Uma funcionária da empresa que trabalha no local há três anos contou ao g1 que desde a segunda-feira (11) começaram os relatos de trabalhadores sentindo enjoos.

"Quinta-feira começou um surto total: gente saindo (da empresa) de cadeira de rodas. Inclusive, vi um rato caindo em cima do bebedouro de um setor. Enfim, ratos por todo lado"

A funcionária é uma das atendidas pela UPA da cidade. Ela teve um diagnóstico de leptospirose e disse que não urina há três dias. "Notei que a água estava com um gosto estranho. Comecei a sentir dor nos rins, muita febre, dores nas pernas e nos braços, manchas vermelhas no corpo. E estou sem urinar, o que foi crucial para o diagnóstico", relatou a trabalhadora.

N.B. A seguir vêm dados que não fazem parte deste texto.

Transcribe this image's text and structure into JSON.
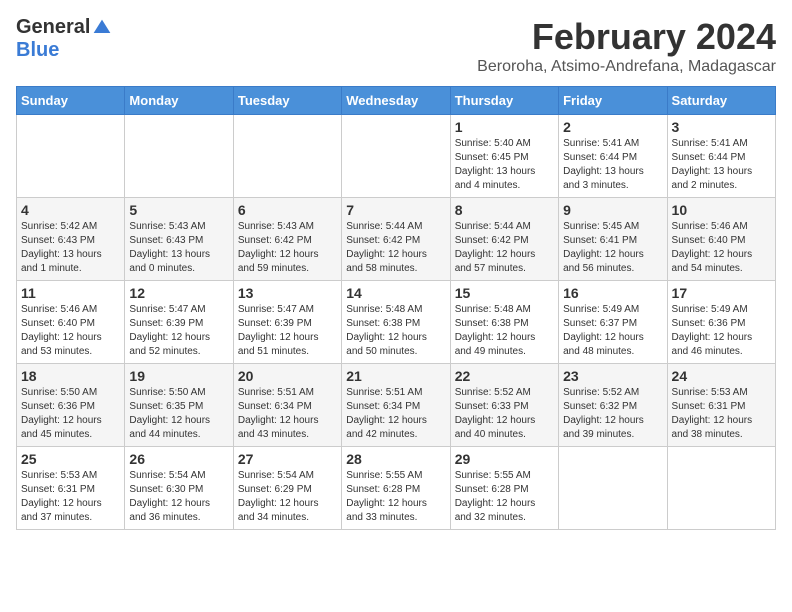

Outra funcionária disse que também tem sintomas desde a quinta-feira. Ela teve um diagnóstico de diarreia e gastroenterite de origem infecciosa.

"Passei meu horário todo bebendo água. Quando voltei do descanso, havia comentário de que havia ratos na caixa d'água. Parei de beber água. Meia-noite, comecei a sentir meu corpo todo quebrado, vomitei muito. Ainda estou vomitando, com diarreia e dor de cabeça", contou.

Ela também está na empresa há três anos e relata que já viu ratos pela fábrica, especialmente nas esteiras de produção.

Uma terceira funcionária que aceitou falar com o g1 disse que na última semana a água da empresa apresentava cor diferente, aparentando estar suja. "E mesmo assim tivemos que beber porque não podemos levar água de casa, eles não aceitam entrar (...) Na quinta, algumas pessoas não conseguiam nem chegar ao banheiro e vomitavam na porta (da empresa).".

Um quarto funcionário foi atendido na UPA da cidade na manhã deste domingo (17) afirmando sentir sintomas como febre, dor de barriga e na cabeça, vômito, fraqueza, sem vontade de comer, garganta seca e inflamada.

Ele disse que começou a sentir os incômodos na quinta-feira também, mas resolveu retornar à UPA no fim de semana quando sentiu seu estado agravar.